Researchers from Berkeley Lab, UCSF and Oblong Industries presented a prototype of their brain simulation and innovative navigation interface at UCSF’s OME Precision Medicine Summit on Thursday, May 2.
“The collaboration with Oblong will make our visualizations much more powerful and relevant to precision medicine,” says Daniela Ushizima, a Berkeley Lab computational researcher who is one of the collaboration’s principal investigators. “This collaboration gives us the opportunity to have tools to browse big data sets at our fingertips, literally.”
Designed to generate actionable projects and collaborations, the OME Precision Medicine Summit brought together leaders in health, bioscience, technology, government and other fields to lay out a roadmap and remove barriers for the evolving field known as precision medicine. The field of precision medicine will allow future doctors to cross-reference an individual’s personal history and biology with patterns found worldwide and use that network of knowledge to pinpoint and deliver care that’s preventive, targeted, timely and effective.
The Future: Tackling Neuroimaging’s Big Data Problem
According to Ushizima, the brain visualization prototype provides just a small glimpse of what the collaboration hopes to achieve. Ultimately, they would like to incorporate chemical elements captured by Positron Emission Tomography (PET) scans, electrical brain activity captured by Functional Magnetic Resonance Imaging (fMRI) and anatomical structure as captured by T1, T2 and other MRI scans.
As the collaboration continues, scientists in Berkeley Lab’s Visualization and Analytics Group hope to develop tools and techniques for imaging processing and analysis.
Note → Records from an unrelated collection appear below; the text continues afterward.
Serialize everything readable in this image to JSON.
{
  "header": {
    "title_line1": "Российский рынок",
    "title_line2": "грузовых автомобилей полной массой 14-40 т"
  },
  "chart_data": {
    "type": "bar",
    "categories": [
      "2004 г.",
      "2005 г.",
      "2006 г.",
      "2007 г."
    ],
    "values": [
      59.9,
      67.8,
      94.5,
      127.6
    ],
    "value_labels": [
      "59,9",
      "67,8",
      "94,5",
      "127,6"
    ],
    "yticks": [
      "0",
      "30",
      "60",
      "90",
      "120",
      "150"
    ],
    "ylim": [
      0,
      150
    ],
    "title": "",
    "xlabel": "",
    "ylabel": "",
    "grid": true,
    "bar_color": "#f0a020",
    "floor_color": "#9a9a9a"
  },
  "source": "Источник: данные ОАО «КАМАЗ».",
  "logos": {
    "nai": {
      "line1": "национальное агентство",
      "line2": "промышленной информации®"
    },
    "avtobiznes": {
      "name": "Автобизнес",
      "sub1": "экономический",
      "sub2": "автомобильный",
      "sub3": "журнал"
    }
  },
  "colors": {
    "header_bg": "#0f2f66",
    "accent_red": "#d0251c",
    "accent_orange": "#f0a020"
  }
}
This team will also develop methods for visualizing and comparing different modalities of brain data, for instance, figuring out how to compare an anatomical brain region (like the frontal cortex) with correlating chemical activity.
Meanwhile, researchers in the Berkeley Lab’s Future Technologies, Scientific Computing and Complex Systems groups will use graph analytics and image analysis algorithms to quantify and visualize this “multi-modal” data, giving researchers the flexibility to look at regions of interest by displaying electrical, anatomical and chemical activity. By representing brain data on dynamical graphs, neuroscientists will be able to see how different parts of the brain correlate with each other. They will also be able to identify and track temporal changes, or changes over time.
“The technologies that exist for imaging the brain are very advanced and diverse. We have machines that provide extremely high-throughput, high-definition images of the brain in 3D, but unfortunately the tools to analyze this information have not advanced as quickly,” says Ushizima.
She notes that a relatively small amount of data collected from these imaging machines requires some level of manual curation, a process that can take anywhere from six months to a year. By automating and parallelizing this process, Ushizima believes this collaboration could change the paradigm.